Behaviours: Went to visit friend, to see how he is.
These examples show how different ways of viewing the same
event can lead to different reactions. The same principle operates
in reverse: when people react alike, it is because they are thinking in
similar ways.
The rules we live by
What we tell ourselves in specific situations depends on the rules we hold.
Everyone has a set of general 'rules’. Some will be rational, others will be
self-defeating or irrational. Each person’s set is different.
Mostly subconscious, these rules determine how we react to life. When an
event triggers off a train of thought, what we consciously think depends on
the general rules we subconsciously apply to the event.
Let us say that you hold the general rule: 'To be worthwhile, I must succeed
at everything I do.’ You happen to fail an examination; an event which,
coupled with the underlying rule, leads you to the conclusion: 'I’m not
worthwhile.’
Underlying rules are generalisations: one rule can apply to many situations.
If you believe, for example: 'I can’t stand discomfort and pain and must avoid
them at all costs,’ you might apply this to the dentist, to work, to relationships,
and to life in general.
Why be concerned about your rules? While most will be valid and helpful,
some will be self-defeating. Faulty rules will lead to faulty conclusions.

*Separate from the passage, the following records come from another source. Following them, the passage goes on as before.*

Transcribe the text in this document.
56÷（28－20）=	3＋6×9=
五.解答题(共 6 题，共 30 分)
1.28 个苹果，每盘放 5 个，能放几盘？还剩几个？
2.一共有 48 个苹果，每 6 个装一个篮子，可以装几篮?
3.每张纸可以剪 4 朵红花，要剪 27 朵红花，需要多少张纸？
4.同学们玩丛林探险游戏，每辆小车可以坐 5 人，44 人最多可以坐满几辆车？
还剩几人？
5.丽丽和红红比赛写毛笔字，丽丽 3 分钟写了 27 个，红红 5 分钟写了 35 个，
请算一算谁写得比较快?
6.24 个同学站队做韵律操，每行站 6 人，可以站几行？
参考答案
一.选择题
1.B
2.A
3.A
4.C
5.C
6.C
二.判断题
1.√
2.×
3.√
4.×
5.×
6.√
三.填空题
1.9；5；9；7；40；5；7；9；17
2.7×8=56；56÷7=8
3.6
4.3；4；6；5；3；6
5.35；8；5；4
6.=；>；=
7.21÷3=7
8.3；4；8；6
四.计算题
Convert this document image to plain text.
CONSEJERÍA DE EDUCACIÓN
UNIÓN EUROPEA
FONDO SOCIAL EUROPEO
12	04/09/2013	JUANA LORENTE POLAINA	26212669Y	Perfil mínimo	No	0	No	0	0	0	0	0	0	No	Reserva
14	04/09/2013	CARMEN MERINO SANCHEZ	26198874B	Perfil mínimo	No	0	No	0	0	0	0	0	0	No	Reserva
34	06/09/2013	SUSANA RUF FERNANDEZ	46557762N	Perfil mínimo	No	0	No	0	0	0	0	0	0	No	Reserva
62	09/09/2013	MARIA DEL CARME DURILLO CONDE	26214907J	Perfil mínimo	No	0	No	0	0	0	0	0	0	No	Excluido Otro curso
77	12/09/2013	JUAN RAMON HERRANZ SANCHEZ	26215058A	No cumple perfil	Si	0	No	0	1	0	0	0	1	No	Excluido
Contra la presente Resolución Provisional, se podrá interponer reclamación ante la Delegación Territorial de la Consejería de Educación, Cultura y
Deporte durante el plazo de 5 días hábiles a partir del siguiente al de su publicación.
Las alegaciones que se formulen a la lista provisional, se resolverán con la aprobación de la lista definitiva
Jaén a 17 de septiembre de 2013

Take the rule: 'If I am to feel OK about myself, others must like and approve
of me.’ Let us say that your boss tells you off. You may (rightly) think:
'He is angry with me’ - but you may wrongly conclude: 'This proves I’m
a failure.’ And changing the situation (for instance, getting your boss to
like you) would still leave the underlying rule untouched. It would then be
there to bother you whenever some future event triggered it off.